Maria Ressa gives remarks at Commencement 2020

2020 Commencement remarks by Maria Ressa

May 31, 2020 2 p.m.

Princeton graduate Maria Ressa's remarks for virtual Commencement ceremony on Sunday, May 31, 2020

 Also listen to Ressa's "She Roars" podcast about the weaponization of social media from last June.

Commencement remarks

Thank you for inviting me to speak to you at this historic moment.

I was looking forward to coming back to the University Chapel. It reminded me of TS Eliot’s Tradition & the Individual Talent - that the latest novel you read is affected by Shakespeare, and your understanding of Shakespeare is changed by the latest novel you read. It would’ve been a chance to look at Princeton through these lenses. It’s disappointing not to be on campus … but I’m so proud to be speaking to the graduating class of 2020.

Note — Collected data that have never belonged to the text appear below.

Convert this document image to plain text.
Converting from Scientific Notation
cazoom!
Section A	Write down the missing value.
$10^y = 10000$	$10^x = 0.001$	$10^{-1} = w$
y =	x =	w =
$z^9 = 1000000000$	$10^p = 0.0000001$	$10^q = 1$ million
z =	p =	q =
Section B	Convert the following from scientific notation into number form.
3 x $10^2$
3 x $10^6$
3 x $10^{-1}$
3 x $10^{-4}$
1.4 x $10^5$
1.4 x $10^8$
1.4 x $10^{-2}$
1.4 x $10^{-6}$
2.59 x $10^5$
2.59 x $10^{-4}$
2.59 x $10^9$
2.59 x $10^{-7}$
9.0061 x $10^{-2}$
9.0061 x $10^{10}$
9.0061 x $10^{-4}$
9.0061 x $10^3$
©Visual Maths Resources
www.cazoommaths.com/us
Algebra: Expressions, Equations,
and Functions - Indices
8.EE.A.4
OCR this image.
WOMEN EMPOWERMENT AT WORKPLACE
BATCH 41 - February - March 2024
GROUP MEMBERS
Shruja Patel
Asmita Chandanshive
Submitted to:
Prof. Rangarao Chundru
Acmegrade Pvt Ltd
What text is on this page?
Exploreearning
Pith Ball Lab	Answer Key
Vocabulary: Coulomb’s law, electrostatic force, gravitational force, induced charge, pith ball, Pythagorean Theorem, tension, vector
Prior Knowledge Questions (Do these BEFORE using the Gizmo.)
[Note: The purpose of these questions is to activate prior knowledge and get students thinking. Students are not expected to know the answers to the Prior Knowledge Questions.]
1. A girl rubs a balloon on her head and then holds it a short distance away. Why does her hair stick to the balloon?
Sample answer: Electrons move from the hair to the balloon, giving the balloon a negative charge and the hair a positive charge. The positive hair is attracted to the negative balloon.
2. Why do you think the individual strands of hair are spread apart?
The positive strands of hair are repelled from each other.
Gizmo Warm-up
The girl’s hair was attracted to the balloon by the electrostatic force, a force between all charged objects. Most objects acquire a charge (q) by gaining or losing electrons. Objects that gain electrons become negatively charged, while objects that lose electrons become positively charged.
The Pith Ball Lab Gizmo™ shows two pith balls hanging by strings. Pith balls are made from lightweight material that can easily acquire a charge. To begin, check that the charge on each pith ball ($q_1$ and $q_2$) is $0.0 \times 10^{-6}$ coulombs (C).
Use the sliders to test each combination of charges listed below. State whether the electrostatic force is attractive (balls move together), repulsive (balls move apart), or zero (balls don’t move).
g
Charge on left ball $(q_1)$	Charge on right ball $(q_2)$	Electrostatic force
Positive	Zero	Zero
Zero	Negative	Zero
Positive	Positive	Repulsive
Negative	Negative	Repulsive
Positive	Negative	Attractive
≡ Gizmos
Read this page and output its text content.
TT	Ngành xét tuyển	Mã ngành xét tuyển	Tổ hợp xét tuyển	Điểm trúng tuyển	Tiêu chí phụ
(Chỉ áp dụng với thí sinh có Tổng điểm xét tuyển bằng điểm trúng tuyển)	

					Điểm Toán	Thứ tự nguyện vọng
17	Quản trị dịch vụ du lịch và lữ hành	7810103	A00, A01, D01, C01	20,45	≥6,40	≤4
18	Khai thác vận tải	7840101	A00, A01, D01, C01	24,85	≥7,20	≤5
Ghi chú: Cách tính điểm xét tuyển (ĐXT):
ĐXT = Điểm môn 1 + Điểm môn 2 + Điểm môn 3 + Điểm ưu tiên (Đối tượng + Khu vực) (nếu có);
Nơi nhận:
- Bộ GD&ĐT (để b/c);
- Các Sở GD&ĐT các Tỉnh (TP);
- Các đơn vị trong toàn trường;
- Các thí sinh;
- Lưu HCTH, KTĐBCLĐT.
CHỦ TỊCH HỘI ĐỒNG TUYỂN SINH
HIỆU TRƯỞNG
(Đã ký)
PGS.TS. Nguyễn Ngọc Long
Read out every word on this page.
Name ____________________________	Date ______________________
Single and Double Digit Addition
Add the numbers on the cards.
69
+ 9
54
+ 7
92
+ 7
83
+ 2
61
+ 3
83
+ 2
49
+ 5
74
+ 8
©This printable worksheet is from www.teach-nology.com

This is a time when creative destruction takes new meaning. You are standing at the rubble of the world my generation created. The upside? your class will be among the first to have a freer hand to imagine and create the world as it should be - more compassionate, more equal, more sustainable.

Our editorial agenda at Rappler, the news group I helped create, focuses on our global battles: for climate; for truth; and, of course, against this virus.

Technology enabled Rappler’s fast growth starting in 2012, but we were also among the first victims when social media was weaponized in 2016.

For the last 4 years, Rappler and I have been under constant attack by our own government. The weaponization of the law followed the exponential attacks on social media, which acted like fertilizer, tearing down our reputation, inciting to hate, and paving the way for my detention and arrests (that’s with an s). I’ve posted bail 8 times so I could keep working, and  Rappler and I have paid more in bail and bonds than Imelda Marcos, who’s been convicted in at least 4 countries.

My lawyer, Amal Clooney, says the cumulative penalty for all these politically-motivated charges is more than 100 years in prison.

The lesson I learned? You don’t know who you are until you’re tested, until you fight for what you believe in. That defines who you are.

So as you go out into our troubled world, at an extremely challenging time to find a job, figure out who you are. When Tech has atomized meaning, what’s important to you? What gives your life meaning?

I remember my graduation in 1986: I had no answers to those questions. So here are three ways you can live your way into the answers:

  1. Make the choice to learn.
  2. Embrace your fear.
  3. Build a community, but avoid the mob.

A Princeton education sets you up for life: you have learned how to learn, and at a time when technology has changed everything, you will constantly have to learn.

When I graduated, I had a choice between a high-paying corporate job or a fellowship that would defer my 10 year payments for student loans for a year. My mentor told me: make the choice to learn. All through my life, when faced with a difficult decision, I always ask myself - where can I learn more. Make the choice to learn.

The second lesson I learned as an immigrant moving to a public school in New Jersey. I was 10 years old, and I couldn’t speak English very well. I’m a really shy person, and I hid the first year or so until I realized that we are our own worst enemies. That our fears prevent us from being our best selves. So I made a list of what I was most afraid of, and mentally began to confront and beat them.

Embrace your fear. Imagine what you’re most afraid of, touch it and hold it so that you rob it of its power.

I admit that it took me more than a month to defang the fear of jail. I hated that the baton was passed to me at this moment in time, but I also knew I wasn’t going to drop it.

That’s where courage comes from.

Finally, beware the mob. This is the worst of human nature, and social media mobs have become the norm. Know that lies laced with anger and hate spread fastest on social media, forming lynch mobs. Switch out of thinking fast to thinking slow. Slow down and think.

Know that no matter how much of a superstar you are, you cannot accomplish anything meaningful alone.

Build and strengthen your community. Rappler builds communities of action. I just hope it’s enough to protect our democracy.

So make the choice to learn, embrace your fear, and build your community.

Close your eyes. Imagine the world as it should be.

Now go and make it happen.

Congratulations, Princeton Class of 2020! We’re in your hands.